THOMAS POGGE ON GLOBAL JUSTICE: IMPLICATIONS FOR THE NIGERIAN STATE

Abstract

In an attempt to demonstrate that the developed world has obligations to alleviate severe poverty, Thomas Pogge advances theories driven by human rights to focus on negative rights and duties of the avoidance of harm. For Pogge, the theory of global justice is developed on a minimalist account of what it means to harm. He shares the view that violation of the negative duty not to harm constitutes an injustice. This injustice is enacted against the citizens of developing nations by the developed nations through global institutional order. Consequently, Pogge proposes the disbursement of global wealth, to the less developed countries. This paper critically examines Pogge’s distributive justice proposal and its implications for the Nigerian state.
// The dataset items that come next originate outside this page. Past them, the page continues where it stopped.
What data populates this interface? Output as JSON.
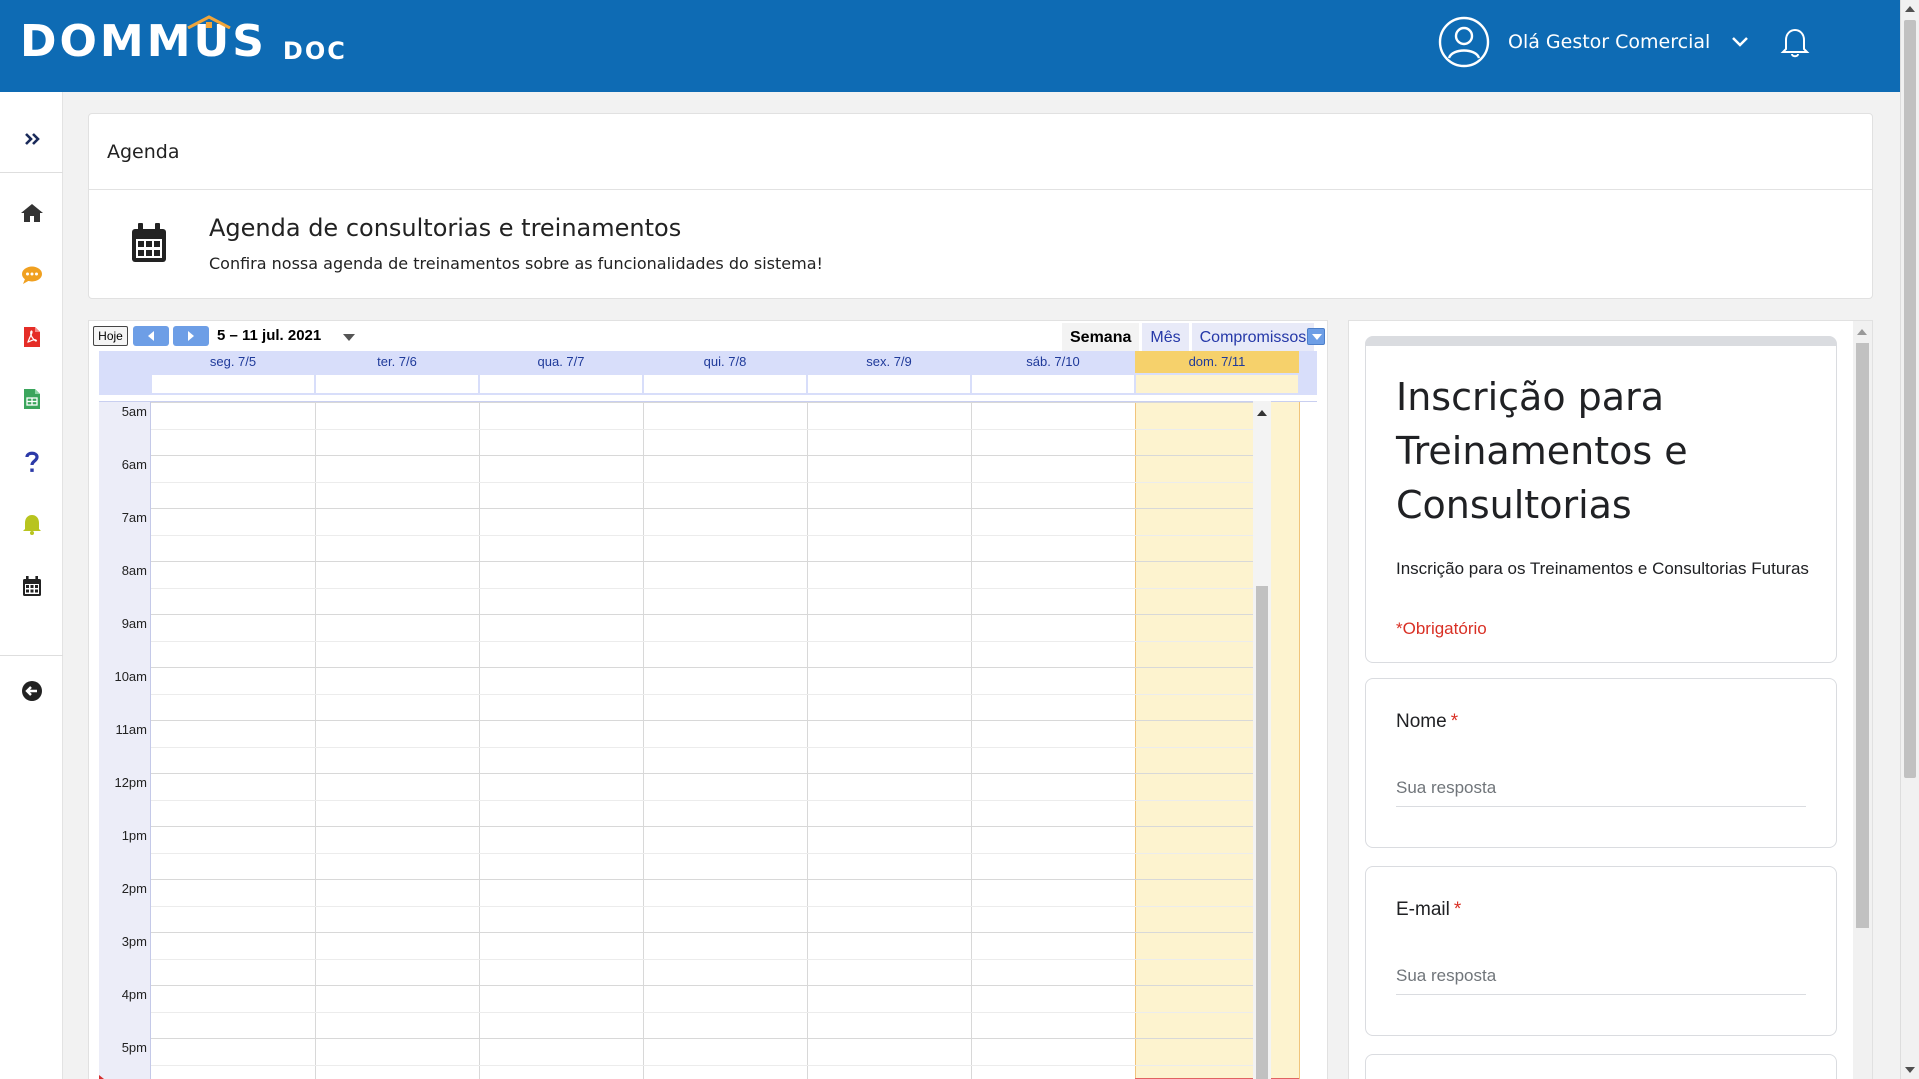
{
  "header": {
    "logo_main": "DOMMUS",
    "logo_sub": "DOC",
    "greeting": "Olá Gestor Comercial",
    "colors": {
      "bar": "#0e6bb4",
      "roof": "#f0a53b"
    }
  },
  "sidebar": {
    "items": [
      {
        "icon": "double-chevron-right-icon"
      },
      {
        "icon": "home-icon"
      },
      {
        "icon": "chat-icon",
        "color": "#f0a020"
      },
      {
        "icon": "pdf-file-icon",
        "color": "#e52d27"
      },
      {
        "icon": "spreadsheet-file-icon",
        "color": "#3ba55c"
      },
      {
        "icon": "question-icon",
        "color": "#2c3aa8"
      },
      {
        "icon": "bell-icon",
        "color": "#b8c41f"
      },
      {
        "icon": "calendar-icon"
      },
      {
        "icon": "logout-arrow-icon"
      }
    ]
  },
  "page": {
    "breadcrumb": "Agenda",
    "title": "Agenda de consultorias e treinamentos",
    "subtitle": "Confira nossa agenda de treinamentos sobre as funcionalidades do sistema!"
  },
  "calendar": {
    "today_button": "Hoje",
    "range": "5 – 11 jul. 2021",
    "tabs": [
      "Semana",
      "Mês",
      "Compromissos"
    ],
    "active_tab": "Semana",
    "days": [
      "seg. 7/5",
      "ter. 7/6",
      "qua. 7/7",
      "qui. 7/8",
      "sex. 7/9",
      "sáb. 7/10",
      "dom. 7/11"
    ],
    "today_index": 6,
    "hours": [
      "5am",
      "6am",
      "7am",
      "8am",
      "9am",
      "10am",
      "11am",
      "12pm",
      "1pm",
      "2pm",
      "3pm",
      "4pm",
      "5pm"
    ]
  },
  "form": {
    "title": "Inscrição para Treinamentos e Consultorias",
    "description": "Inscrição para os Treinamentos e Consultorias Futuras",
    "required_note": "*Obrigatório",
    "questions": [
      {
        "label": "Nome",
        "required_mark": "*",
        "placeholder": "Sua resposta"
      },
      {
        "label": "E-mail",
        "required_mark": "*",
        "placeholder": "Sua resposta"
      }
    ]
  }
}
It establishes that Pogge’s proposal is not tenable if applied to the Nigerian state. This is because it runs contrary to the theory of productive justice which holds that resources to be distributed to the global poor should first be produced by everyone in order to ensure equity and fairness amongst all instead of violating the rights of entitlement of those who have produced the available resources. The paper concludes that, in order to deal with high level of poverty in Nigeria and make the Nigerian state more productive there is need for the fusion of political (transparency and accountability) and economic diversification solutions to tackle the domestic causes of severe poverty in Nigeria.